Empress consort of Tây Sơn dynasty
- Tenure: 1791–1792
- Predecessor: Bùi Thị Nhạn
- Successor: Tống Thị Lan (of Nguyễn dynasty)
- Born: 22 January 1785 Thăng Long, Đại Việt
- Died: October 10, 1810 (aged 25) Huế, Vietnam
- Burial: Trúc Lâm, Thừa Thiên Huế
- Spouse: Nguyễn Quang Toản, later Gia Long

Names
- Lê Ngọc Bình (黎玉玶)

Posthumous name
- Cung Thận Đức phi (恭慎德妃)
- House: Tây Sơn dynasty, later Nguyễn dynasty
- Father: Lê Hiển Tông
- Mother: Nguyễn Thị Điều

= Lê Ngọc Bình =

Lê Ngọc Bình (黎玉玶, 1785 – 1810) was a Vietnamese princess, youngest daughter of Emperor Lê Hiển Tông of Lê dynasty. Her early life was unknown, when the Tây Sơn dynasty succeeded Lê dynasty as the official ruling dynasty of Vietnam; Emperor Quang Trung ordered his Crown Prince Nguyễn Quang Toản (later Emperor Cảnh Thịnh) to marry her.

In 1801, Nguyễn Ánh's force, main rival of Tây Sơn, captured Phú Xuân and forced Cảnh Thịnh flee to Đông Kinh (Tonkin) and left Lê Ngọc Bình and his wives behind. Nguyễn Ánh captured but did not threaten Bình; then Ánh married her regardless of dissuasions of his followers.

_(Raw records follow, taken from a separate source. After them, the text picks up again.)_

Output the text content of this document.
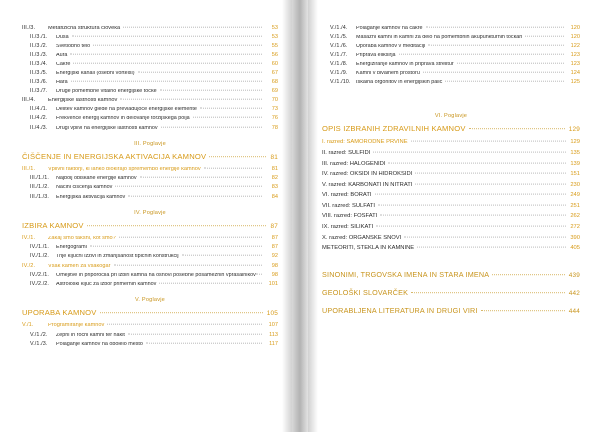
III./3.	Metafizična struktura človeka	53
II./3./1.	Duša	53
II./3./2.	Svetlobno telo	55
II./3./3.	Aura	56
II./3./4.	Čakre	60
II./3./5.	Energijski kanali (osebni vortelsi)	67
II./3./6.	Hara	68
II./3./7.	Druge pomembne vitalno energijske točke	69
III./4.	Energijske lastnosti kamnov	70
II./4./1.	Delitev kamnov glede na prevladujoče energijske elemente	73
II./4./2.	Frekvence energij kamnov in delovanje torzijskega polja	76
II./4./3.	Drugi vplivi na energijske lastnosti kamnov	78
III. Poglavje
ČIŠČENJE IN ENERGIJSKA AKTIVACIJA KAMNOV	81
III./1.	Vplivni faktorji, ki lahko blokirajo spremembo energije kamnov	81
III./1./1.	Najbolj obiskane energije kamnov	82
III./1./2.	Načini čiščenja kamnov	83
III./1./3.	Energijska aktivacija kamnov	84
IV. Poglavje
IZBIRA KAMNOV	87
IV./1.	Zakaj smo takšni, kot smo?	87
IV./1./1.	Energogrami	87
IV./1./2.	Trije ključni izzivi in zmanjšanost tipičnih konstrukcij	92
IV./2.	Vsak kamen za vsakogar	98
IV./2./1.	Omejitve in priporočila pri izbiri kamna na osnovi posebne posameznih vprašalnikov	98
IV./2./2.	Astrološki ključ za izbor primernih kamnov	101
V. Poglavje
UPORABA KAMNOV	105
V./1.	Programiranje kamnov	107
V./1./2.	Žepni in ročni kamni ter nakit	113
V./1./3.	Polaganje kamnov na obolelo mesto	117
V./1./4.	Polaganje kamnov na čakre	120
V./1./5.	Masažni kamni in kamni za delo na pomembnih akupunkturnih točkah	120
V./1./6.	Uporaba kamnov v meditaciji	122
V./1./7.	Priprava eliksirja	123
V./1./8.	Energiziranje kamnov in priprava strelitur	123
V./1./9.	Kamni v bivalnem prostoru	124
V./1./10.	Iskalna orgonitov in energijskih palic	125
VI. Poglavje
OPIS IZBRANIH ZDRAVILNIH KAMNOV	129
I. razred: SAMORODNE PRVINE	129
II. razred: SULFIDI	135
III. razred: HALOGENIDI	139
IV. razred: OKSIDI IN HIDROKSIDI	151
V. razred: KARBONATI IN NITRATI	230
VI. razred: BORATI	249
VII. razred: SULFATI	251
VIII. razred: FOSFATI	262
IX. razred: SILIKATI	272
X. razred: ORGANSKE SNOVI	390
METEORITI, STEKLA IN KAMNINE	405
SINONIMI, TRGOVSKA IMENA IN STARA IMENA	439
GEOLOŠKI SLOVARČEK	442
UPORABLJENA LITERATURA IN DRUGI VIRI	444
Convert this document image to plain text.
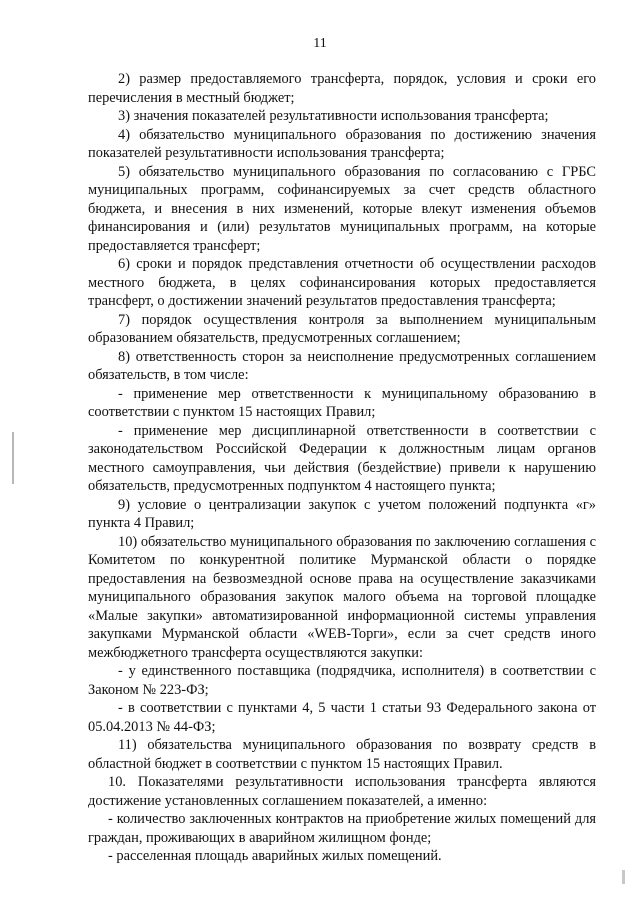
11

2) размер предоставляемого трансферта, порядок, условия и сроки его перечисления в местный бюджет;

3) значения показателей результативности использования трансферта;

4) обязательство муниципального образования по достижению значения показателей результативности использования трансферта;

5) обязательство муниципального образования по согласованию с ГРБС муниципальных программ, софинансируемых за счет средств областного бюджета, и внесения в них изменений, которые влекут изменения объемов финансирования и (или) результатов муниципальных программ, на которые предоставляется трансферт;

6) сроки и порядок представления отчетности об осуществлении расходов местного бюджета, в целях софинансирования которых предоставляется трансферт, о достижении значений результатов предоставления трансферта;

7) порядок осуществления контроля за выполнением муниципальным образованием обязательств, предусмотренных соглашением;

8) ответственность сторон за неисполнение предусмотренных соглашением обязательств, в том числе:

- применение мер ответственности к муниципальному образованию в соответствии с пунктом 15 настоящих Правил;

- применение мер дисциплинарной ответственности в соответствии с законодательством Российской Федерации к должностным лицам органов местного самоуправления, чьи действия (бездействие) привели к нарушению обязательств, предусмотренных подпунктом 4 настоящего пункта;

9) условие о централизации закупок с учетом положений подпункта «г» пункта 4 Правил;

10) обязательство муниципального образования по заключению соглашения с Комитетом по конкурентной политике Мурманской области о порядке предоставления на безвозмездной основе права на осуществление заказчиками муниципального образования закупок малого объема на торговой площадке «Малые закупки» автоматизированной информационной системы управления закупками Мурманской области «WEB-Торги», если за счет средств иного межбюджетного трансферта осуществляются закупки:

- у единственного поставщика (подрядчика, исполнителя) в соответствии с Законом № 223-ФЗ;

- в соответствии с пунктами 4, 5 части 1 статьи 93 Федерального закона от 05.04.2013 № 44-ФЗ;

11) обязательства муниципального образования по возврату средств в областной бюджет в соответствии с пунктом 15 настоящих Правил.

10. Показателями результативности использования трансферта являются достижение установленных соглашением показателей, а именно:

- количество заключенных контрактов на приобретение жилых помещений для граждан, проживающих в аварийном жилищном фонде;

- расселенная площадь аварийных жилых помещений.
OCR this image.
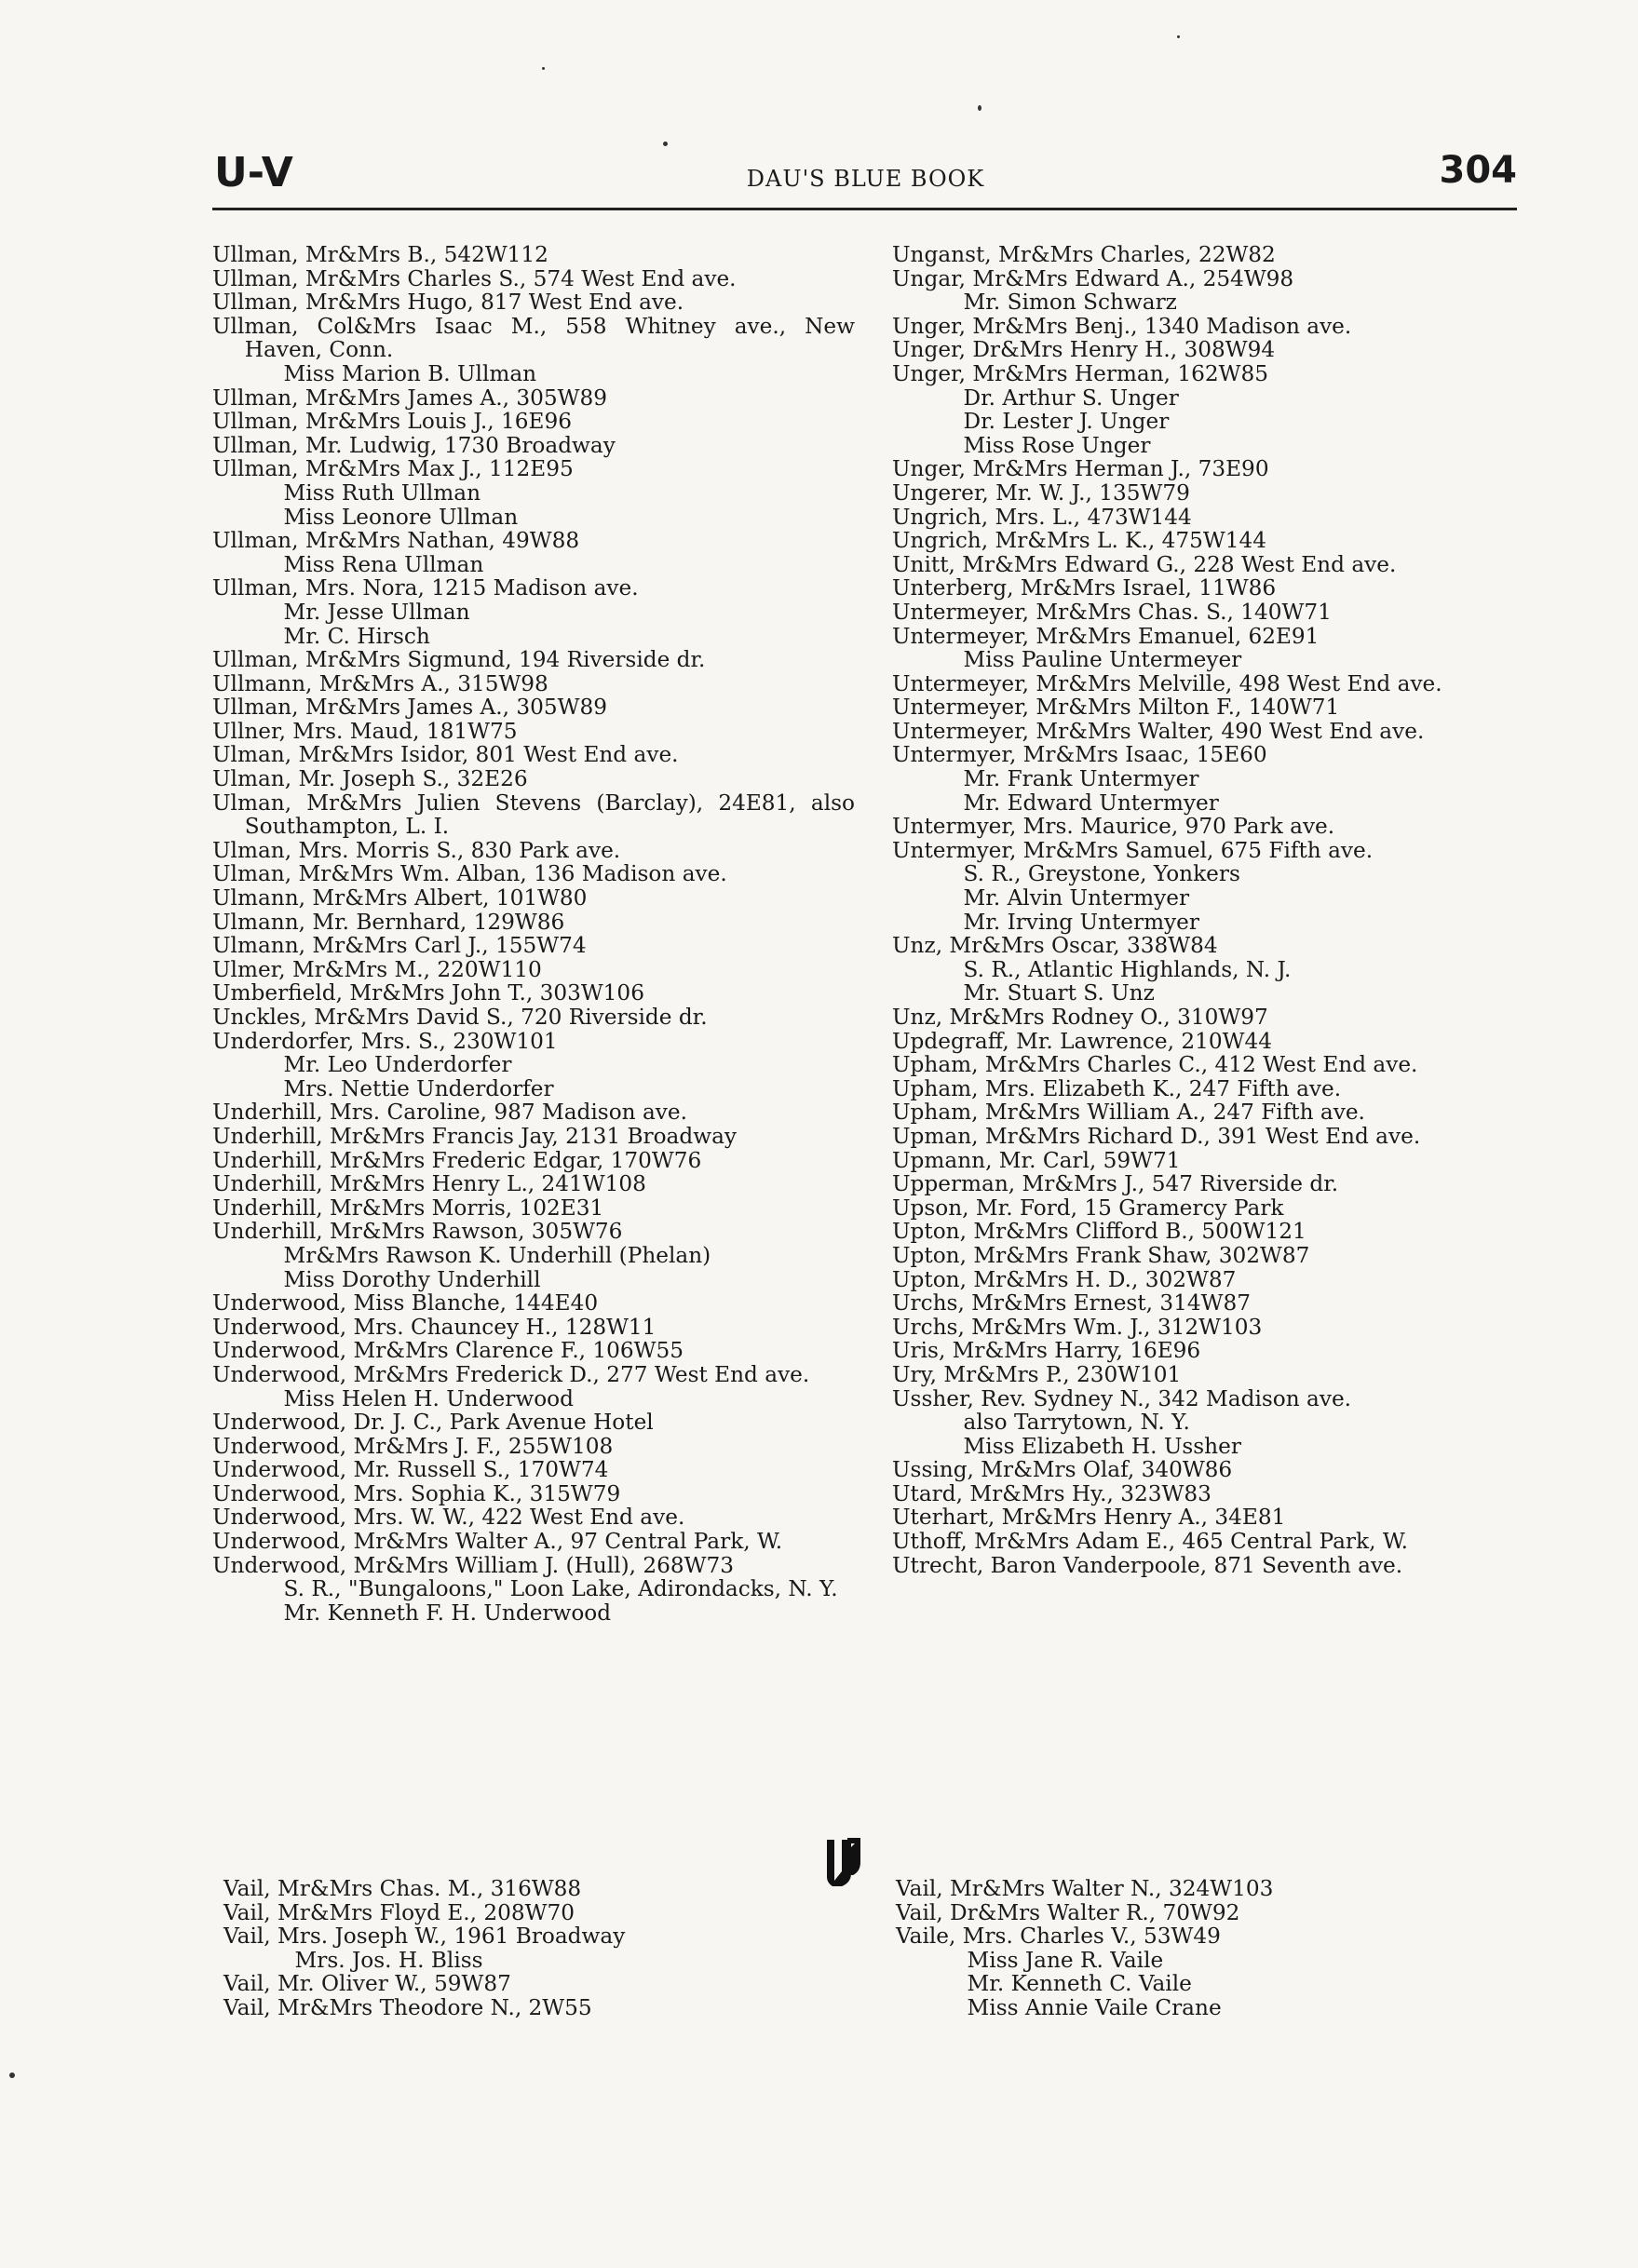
U-V	DAU'S BLUE BOOK	304

Ullman, Mr&Mrs B., 542W112

Ullman, Mr&Mrs Charles S., 574 West End ave.

Ullman, Mr&Mrs Hugo, 817 West End ave.

Ullman, Col&Mrs Isaac M., 558 Whitney ave., New Haven, Conn.

Miss Marion B. Ullman

Ullman, Mr&Mrs James A., 305W89

Ullman, Mr&Mrs Louis J., 16E96

Ullman, Mr. Ludwig, 1730 Broadway

Ullman, Mr&Mrs Max J., 112E95

Miss Ruth Ullman

Miss Leonore Ullman

Ullman, Mr&Mrs Nathan, 49W88

Miss Rena Ullman

Ullman, Mrs. Nora, 1215 Madison ave.

Mr. Jesse Ullman

Mr. C. Hirsch

Ullman, Mr&Mrs Sigmund, 194 Riverside dr.

Ullmann, Mr&Mrs A., 315W98

Ullman, Mr&Mrs James A., 305W89

Ullner, Mrs. Maud, 181W75

Ulman, Mr&Mrs Isidor, 801 West End ave.

Ulman, Mr. Joseph S., 32E26

Ulman, Mr&Mrs Julien Stevens (Barclay), 24E81, also Southampton, L. I.

Ulman, Mrs. Morris S., 830 Park ave.

Ulman, Mr&Mrs Wm. Alban, 136 Madison ave.

Ulmann, Mr&Mrs Albert, 101W80

Ulmann, Mr. Bernhard, 129W86

Ulmann, Mr&Mrs Carl J., 155W74

Ulmer, Mr&Mrs M., 220W110

Umberfield, Mr&Mrs John T., 303W106

Unckles, Mr&Mrs David S., 720 Riverside dr.

Underdorfer, Mrs. S., 230W101

Mr. Leo Underdorfer

Mrs. Nettie Underdorfer

Underhill, Mrs. Caroline, 987 Madison ave.

Underhill, Mr&Mrs Francis Jay, 2131 Broadway

Underhill, Mr&Mrs Frederic Edgar, 170W76

Underhill, Mr&Mrs Henry L., 241W108

Underhill, Mr&Mrs Morris, 102E31

Underhill, Mr&Mrs Rawson, 305W76

Mr&Mrs Rawson K. Underhill (Phelan)

Miss Dorothy Underhill

Underwood, Miss Blanche, 144E40

Underwood, Mrs. Chauncey H., 128W11

Underwood, Mr&Mrs Clarence F., 106W55

Underwood, Mr&Mrs Frederick D., 277 West End ave.

Miss Helen H. Underwood

Underwood, Dr. J. C., Park Avenue Hotel

Underwood, Mr&Mrs J. F., 255W108

Underwood, Mr. Russell S., 170W74

Underwood, Mrs. Sophia K., 315W79

Underwood, Mrs. W. W., 422 West End ave.

Underwood, Mr&Mrs Walter A., 97 Central Park, W.

Underwood, Mr&Mrs William J. (Hull), 268W73

S. R., "Bungaloons," Loon Lake, Adirondacks, N. Y.

Mr. Kenneth F. H. Underwood

Unganst, Mr&Mrs Charles, 22W82

Ungar, Mr&Mrs Edward A., 254W98

Mr. Simon Schwarz

Unger, Mr&Mrs Benj., 1340 Madison ave.

Unger, Dr&Mrs Henry H., 308W94

Unger, Mr&Mrs Herman, 162W85

Dr. Arthur S. Unger

Dr. Lester J. Unger

Miss Rose Unger

Unger, Mr&Mrs Herman J., 73E90

Ungerer, Mr. W. J., 135W79

Ungrich, Mrs. L., 473W144

Ungrich, Mr&Mrs L. K., 475W144

Unitt, Mr&Mrs Edward G., 228 West End ave.

Unterberg, Mr&Mrs Israel, 11W86

Untermeyer, Mr&Mrs Chas. S., 140W71

Untermeyer, Mr&Mrs Emanuel, 62E91

Miss Pauline Untermeyer

Untermeyer, Mr&Mrs Melville, 498 West End ave.

Untermeyer, Mr&Mrs Milton F., 140W71

Untermeyer, Mr&Mrs Walter, 490 West End ave.

Untermyer, Mr&Mrs Isaac, 15E60

Mr. Frank Untermyer

Mr. Edward Untermyer

Untermyer, Mrs. Maurice, 970 Park ave.

Untermyer, Mr&Mrs Samuel, 675 Fifth ave.

S. R., Greystone, Yonkers

Mr. Alvin Untermyer

Mr. Irving Untermyer

Unz, Mr&Mrs Oscar, 338W84

S. R., Atlantic Highlands, N. J.

Mr. Stuart S. Unz

Unz, Mr&Mrs Rodney O., 310W97

Updegraff, Mr. Lawrence, 210W44

Upham, Mr&Mrs Charles C., 412 West End ave.

Upham, Mrs. Elizabeth K., 247 Fifth ave.

Upham, Mr&Mrs William A., 247 Fifth ave.

Upman, Mr&Mrs Richard D., 391 West End ave.

Upmann, Mr. Carl, 59W71

Upperman, Mr&Mrs J., 547 Riverside dr.

Upson, Mr. Ford, 15 Gramercy Park

Upton, Mr&Mrs Clifford B., 500W121

Upton, Mr&Mrs Frank Shaw, 302W87

Upton, Mr&Mrs H. D., 302W87

Urchs, Mr&Mrs Ernest, 314W87

Urchs, Mr&Mrs Wm. J., 312W103

Uris, Mr&Mrs Harry, 16E96

Ury, Mr&Mrs P., 230W101

Ussher, Rev. Sydney N., 342 Madison ave.

also Tarrytown, N. Y.

Miss Elizabeth H. Ussher

Ussing, Mr&Mrs Olaf, 340W86

Utard, Mr&Mrs Hy., 323W83

Uterhart, Mr&Mrs Henry A., 34E81

Uthoff, Mr&Mrs Adam E., 465 Central Park, W.

Utrecht, Baron Vanderpoole, 871 Seventh ave.

V

Vail, Mr&Mrs Chas. M., 316W88

Vail, Mr&Mrs Floyd E., 208W70

Vail, Mrs. Joseph W., 1961 Broadway

Mrs. Jos. H. Bliss

Vail, Mr. Oliver W., 59W87

Vail, Mr&Mrs Theodore N., 2W55

Vail, Mr&Mrs Walter N., 324W103

Vail, Dr&Mrs Walter R., 70W92

Vaile, Mrs. Charles V., 53W49

Miss Jane R. Vaile

Mr. Kenneth C. Vaile

Miss Annie Vaile Crane
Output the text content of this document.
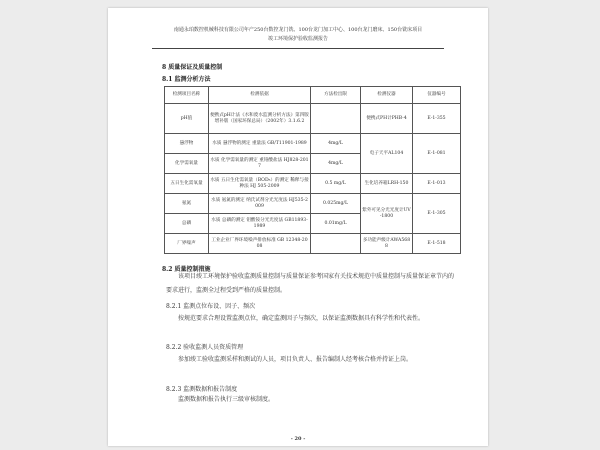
南通永珀数控机械科技有限公司年产250台数控龙门铣、100台龙门加工中心、100台龙门磨床、150台铣床项目
竣工环境保护验收监测报告
8 质量保证及质量控制
8.1 监测分析方法
检测项目名称	检测依据	方法检出限	检测仪器	仪器编号
pH值	便携式pH计法《水和废水监测分析方法》第四版增补版（国家环保总局）（2002年）3.1.6.2		便携式PH计PHB-4	E-1-355
悬浮物	水质 悬浮物的测定 重量法 GB/T11901-1989	4mg/L	电子天平AL104	E-1-081
化学需氧量	水质 化学需氧量的测定 重铬酸盐法 HJ828-2017	4mg/L		
五日生化需氧量	水质 五日生化需氧量（BOD₅）的测定 稀释与接种法 HJ 505-2009	0.5 mg/L	生化培养箱LRH-150	E-1-013
氨氮	水质 氨氮的测定 纳氏试剂分光光度法 HJ535-2009	0.025mg/L	紫外可见分光光度计UV-1800	E-1-305
总磷	水质 总磷的测定 钼酸铵分光光度法 GB11893-1989	0.01mg/L		
厂界噪声	工业企业厂界环境噪声排放标准 GB 12348-2008		多功能声级计AWA5688	E-1-518
8.2 质量控制措施
该项目竣工环境保护验收监测质量控制与质量保证参考国家有关技术规范中质量控制与质量保证章节内的要求进行，监测全过程受到严格的质量控制。
8.2.1 监测点位布设、因子、频次
按规范要求合理设置监测点位，确定监测因子与频次，以保证监测数据具有科学性和代表性。
8.2.2 验收监测人员资质管理
参加竣工验收监测采样和测试的人员，项目负责人、报告编制人经考核合格并持证上岗。
8.2.3 监测数据和报告制度
监测数据和报告执行三级审核制度。
- 20 -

Later, Nguyễn Ánh became Emperor Gia Long and gave her the royal title Đệ Tam Cung (roughly Third Wife or Third Concubine). Bình had with emperor Gia Long four children: prince Nguyen Phuc Quan, prince Nguyen Phuc Cu, princess An Nghia Ngoc Ngon, and princess My Khue Ngoc Khue. Le Thi Ngoc Binh died in 1810 and was buried in Trúc Lâm, Thừa Thiên Huế.